Understand Your Business Entity Type and Tax Classification

Are you looking for ways to expand your business or cover operating expenses? That’s another reason paying for tax services is essential for the transportation business. The the advantages of a flexible budget accrual basis of accounting requires that you recognize revenues when you earn them and expenses when you incur them, regardless of when funds enter or leave your accounts.

You’ll also have access to an intuitive app that helps you understand your financial position and cash flow at a glance and monitor trends in real time. According to the National Association of Small Trucking Companies (NASTC), only 15 per cent of newly formed trucking companies make it to their second year of operation. Common pitfalls include mismanaged data, lack of team support, and cash flow problems. For example, trucking companies must pay the Heavy Highway Vehicle Use Tax or Form 2290. You’ll also have to pay income taxes, employment taxes and a fuel tax to the International Fuel Tax Association or IFTA. This will give you the chance to try it out before you commit to it, which can make it possible for you to ensure your trucking accounting software is easy to use.

Best Trucking Accounting Software

You can use this accounting information to gauge your company’s performance and make decisions about your budget, workflow, investments, and potential growth. Regardless of the industry, specialized accounting software should include general bookkeeping features like A/P, A/R, and bank account reconciliation. While these platforms might not be loaded with cutting-edge features, they incorporate crucial elements that make bookkeeping easier. Businesses with a more extensive fleet can employ TMS for better control over operation management. Determining this information is advantageous regarding effective decision-making. On the one hand, owner-operators can put a valid price on their services to ensure profitability.

It takes more work, but it also documents your profitability more accurately. Because working in the trucking industry involves taking on significant risk, you’re often better off taking the time to form a limited liability company (LLC) or a corporation. Many business owners learn too late that mingling your personal and business funds makes it hard to identify which transactions belong in which category.

With an S-corp, you’ll have to run payroll to pay yourself just as you pay any employee. However, any income remaining after payroll and expenses can be withdrawn with no payroll tax. Nick Gallo is a Certified Public Accountant and content marketer for the financial industry. He has been an auditor of international companies and a tax strategist for real estate investors. He now writes articles on personal and corporate finance, accounting and tax matters, and entrepreneurship.

Due to the innate nature of travel in the trucking business, keeping track of all your accounts, receipts and miles can be challenging. Axon claims to be an all-in-one accounting software for trucking companies with mid-size and larger fleets that will help increase productivity. So if your accounting department is overwhelmed by the workload, Axon may be able to help. The software is also programmed to update the entire system accordingly every time you enter in new data. These are six of the best accounting software for a trucking company in the industry to make managing your finances easier and more efficient.

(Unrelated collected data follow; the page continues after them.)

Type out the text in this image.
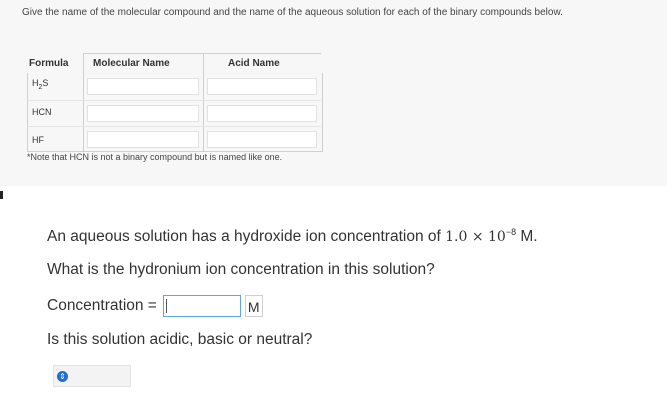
Give the name of the molecular compound and the name of the aqueous solution for each of the binary compounds below.
Formula Molecular Name	Acid Name
$H_2S$
HCN
HF
*Note that HCN is not a binary compound but is named like one.
An aqueous solution has a hydroxide ion concentration of $1.0 \times 10^{-8}$ M.
What is the hydronium ion concentration in this solution?
Concentration =	M
Is this solution acidic, basic or neutral?
⇕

It ensures your funds go to the areas where you used your fuel instead of the ones where you purchased it. As a result, you probably shouldn’t try to manage your trucking business’s accounting function without help. It may be worth handling some lower-level aspects, but you’re better off outsourcing the more complex and time-consuming parts. Bookkeeping tasks provide the records necessary to understand a business’s finances as well as recognize any monetary issues that may need to be addressed. Proper planning and scheduling is key since staying on top of records on a weekly or monthly basis will provide a clear overview of an organization’s financial health.